What is ( a_4 ), the fourth term in the sequence? Pause the video and see if you can work this out.

Well, there's a couple of ways that you could tackle this. One is to just directly use these formulas. So, we could say that ( a_4 ), well, that's going to be this case right over here: ( a_4 ) is going to be equal to ( 2 \times a_3 ).

Well, ( a_3 ) if we go and use this formula is going to be equal to ( 2 \times a_2 ). Each term is equal to two times the term before it, and then we can go back to this formula again and say ( a_2 ) is going to be ( 2 \times a_1 ): ( 2 \times a_1 ).

And lucky for us, we know that ( a_1 ) is -1/8, so it's going to be ( 2 \times -1/8 ), which is equal to -1/4.

So, this is -1/4. Thus, ( 2 \times -1/4 ) is equal to -1/2 or -1/2.
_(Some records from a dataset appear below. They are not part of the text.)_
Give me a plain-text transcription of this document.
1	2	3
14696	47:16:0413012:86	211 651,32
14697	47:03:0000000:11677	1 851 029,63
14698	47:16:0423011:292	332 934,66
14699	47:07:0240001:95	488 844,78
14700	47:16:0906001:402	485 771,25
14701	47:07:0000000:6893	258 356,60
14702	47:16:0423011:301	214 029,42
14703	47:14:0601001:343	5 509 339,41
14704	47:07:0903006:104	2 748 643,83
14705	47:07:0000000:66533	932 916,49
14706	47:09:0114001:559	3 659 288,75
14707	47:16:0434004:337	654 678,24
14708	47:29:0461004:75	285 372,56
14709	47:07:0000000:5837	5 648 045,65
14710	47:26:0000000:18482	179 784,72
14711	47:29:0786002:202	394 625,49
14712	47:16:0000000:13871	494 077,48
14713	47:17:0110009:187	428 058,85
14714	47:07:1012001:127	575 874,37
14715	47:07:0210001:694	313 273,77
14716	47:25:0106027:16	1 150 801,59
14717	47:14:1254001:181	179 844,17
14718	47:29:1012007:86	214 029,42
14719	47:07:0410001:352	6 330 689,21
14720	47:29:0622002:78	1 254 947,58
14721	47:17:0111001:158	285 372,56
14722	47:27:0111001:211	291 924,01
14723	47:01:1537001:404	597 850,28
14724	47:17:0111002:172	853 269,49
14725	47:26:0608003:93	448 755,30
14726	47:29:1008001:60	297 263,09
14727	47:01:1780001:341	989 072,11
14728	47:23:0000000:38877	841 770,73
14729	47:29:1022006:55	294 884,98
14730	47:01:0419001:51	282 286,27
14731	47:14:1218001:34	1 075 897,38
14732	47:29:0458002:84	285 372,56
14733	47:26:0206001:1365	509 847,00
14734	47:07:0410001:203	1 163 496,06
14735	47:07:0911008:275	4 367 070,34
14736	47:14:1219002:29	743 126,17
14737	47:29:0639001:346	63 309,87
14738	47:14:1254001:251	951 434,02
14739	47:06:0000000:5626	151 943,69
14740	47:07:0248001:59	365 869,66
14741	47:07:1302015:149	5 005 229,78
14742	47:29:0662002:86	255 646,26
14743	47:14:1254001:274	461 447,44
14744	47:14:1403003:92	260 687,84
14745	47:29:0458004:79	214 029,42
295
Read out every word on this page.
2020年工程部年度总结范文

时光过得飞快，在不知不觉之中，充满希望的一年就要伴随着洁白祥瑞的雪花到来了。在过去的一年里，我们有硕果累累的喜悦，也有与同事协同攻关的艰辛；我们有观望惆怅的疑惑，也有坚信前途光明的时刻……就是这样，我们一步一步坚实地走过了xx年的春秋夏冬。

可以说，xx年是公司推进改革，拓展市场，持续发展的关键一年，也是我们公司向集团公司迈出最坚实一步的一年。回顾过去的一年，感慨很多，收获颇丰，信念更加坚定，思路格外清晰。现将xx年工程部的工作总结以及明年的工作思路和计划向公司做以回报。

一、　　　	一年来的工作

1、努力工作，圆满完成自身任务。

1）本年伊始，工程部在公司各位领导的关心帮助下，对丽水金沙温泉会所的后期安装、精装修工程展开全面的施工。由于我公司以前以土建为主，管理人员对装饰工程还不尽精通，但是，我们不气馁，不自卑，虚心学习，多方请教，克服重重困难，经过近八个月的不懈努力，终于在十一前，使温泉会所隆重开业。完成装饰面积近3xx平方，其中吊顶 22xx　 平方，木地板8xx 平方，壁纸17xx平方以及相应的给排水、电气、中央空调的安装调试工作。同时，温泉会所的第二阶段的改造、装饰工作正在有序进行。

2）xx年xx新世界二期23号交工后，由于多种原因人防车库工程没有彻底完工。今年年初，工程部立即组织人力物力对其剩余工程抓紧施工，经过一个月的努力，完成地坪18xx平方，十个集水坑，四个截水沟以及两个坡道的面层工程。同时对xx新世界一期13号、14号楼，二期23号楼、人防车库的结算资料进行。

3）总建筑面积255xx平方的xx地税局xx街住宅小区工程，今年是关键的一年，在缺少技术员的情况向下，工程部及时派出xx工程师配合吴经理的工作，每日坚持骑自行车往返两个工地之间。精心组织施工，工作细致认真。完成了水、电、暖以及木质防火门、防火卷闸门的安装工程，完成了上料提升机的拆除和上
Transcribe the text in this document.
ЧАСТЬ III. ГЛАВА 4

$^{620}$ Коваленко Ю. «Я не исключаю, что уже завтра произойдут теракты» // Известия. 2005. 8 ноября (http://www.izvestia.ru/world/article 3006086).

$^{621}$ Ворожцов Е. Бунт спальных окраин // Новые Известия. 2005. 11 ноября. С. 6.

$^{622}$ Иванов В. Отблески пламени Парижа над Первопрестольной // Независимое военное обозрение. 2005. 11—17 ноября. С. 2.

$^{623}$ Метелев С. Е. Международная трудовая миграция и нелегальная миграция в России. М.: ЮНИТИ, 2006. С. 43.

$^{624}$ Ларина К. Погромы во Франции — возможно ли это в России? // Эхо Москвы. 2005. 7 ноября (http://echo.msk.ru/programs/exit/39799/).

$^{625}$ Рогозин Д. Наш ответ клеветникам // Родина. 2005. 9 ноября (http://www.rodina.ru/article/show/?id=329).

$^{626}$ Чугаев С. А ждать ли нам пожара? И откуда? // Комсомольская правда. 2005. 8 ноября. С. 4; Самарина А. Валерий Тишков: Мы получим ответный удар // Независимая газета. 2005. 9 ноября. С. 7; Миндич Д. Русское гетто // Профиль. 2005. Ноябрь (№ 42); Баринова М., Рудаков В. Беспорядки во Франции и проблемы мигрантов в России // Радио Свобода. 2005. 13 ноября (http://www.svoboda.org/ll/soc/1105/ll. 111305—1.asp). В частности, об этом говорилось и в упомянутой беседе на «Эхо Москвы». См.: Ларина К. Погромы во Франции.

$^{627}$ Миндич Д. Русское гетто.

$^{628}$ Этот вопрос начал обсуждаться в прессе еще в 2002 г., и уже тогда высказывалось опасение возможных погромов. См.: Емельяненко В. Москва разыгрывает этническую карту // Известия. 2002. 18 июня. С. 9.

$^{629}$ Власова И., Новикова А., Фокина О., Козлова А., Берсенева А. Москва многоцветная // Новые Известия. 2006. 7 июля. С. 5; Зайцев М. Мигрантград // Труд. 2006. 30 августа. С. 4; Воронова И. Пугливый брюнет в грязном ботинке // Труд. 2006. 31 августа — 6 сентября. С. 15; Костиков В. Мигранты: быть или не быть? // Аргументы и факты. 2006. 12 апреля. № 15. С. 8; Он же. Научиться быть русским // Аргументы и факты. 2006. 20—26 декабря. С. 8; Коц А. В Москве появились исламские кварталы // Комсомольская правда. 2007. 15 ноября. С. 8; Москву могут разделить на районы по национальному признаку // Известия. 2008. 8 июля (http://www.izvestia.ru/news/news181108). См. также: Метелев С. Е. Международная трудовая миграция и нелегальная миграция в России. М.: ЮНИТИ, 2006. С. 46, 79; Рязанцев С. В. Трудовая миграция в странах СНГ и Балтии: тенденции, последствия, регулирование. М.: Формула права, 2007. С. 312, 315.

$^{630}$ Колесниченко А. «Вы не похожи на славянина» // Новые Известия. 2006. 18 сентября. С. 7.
So, ( a_4 ) is ( 2 \times a_3 ). ( a_3 ) is -1/2, so this is going to be ( 2 \times -1/2 ), which is going to be equal to -1.

So that's one way to solve it. Another way to think about it is: look, we have our initial term and we also know our common ratio. We know each successive term is two times the term before it.

So, we could explicitly write it as ( a_i ) is going to be equal to our initial term -1/8, and then we're going to multiply it by two. We're going to multiply it by ( 2^{i-1} ) times.

So, we could say, times ( 2^{i-1} ). Let's make sure that makes sense. So ( a_1 ) based on this formula ( a_1 ) would be -1/8 times ( 2^{1-1} ) which is ( 2^0 ). So that makes sense; that would be -1/8 based on this formula.

( a_2 ) would be -1/8 times ( 2^{2-1} ) so ( 2^1 ). So we're going to take our initial term and multiply it by 2 once, which is exactly right.

( a_2 ) is -1/4. So if we want to find the fourth term in the sequence, we could just say, well, using this explicit formula, we could say ( a_4 ) is equal to -1/8 times ( 2^{4-1} ), which is -1/8 times ( 2^3 ).

So this is equal to -1/8 times 8.

Thus, -1/8 times 8 equals -1.

And you might be a little bit tossed up on which method you want to use, but for sure this second method right over here where we come up with an explicit formula once we know the initial term and we know the common ratio—this would be way easier if you were trying to find, say, the 40th term.

Because doing the 40th term recursively like this would take a lot of time and frankly a lot of paper.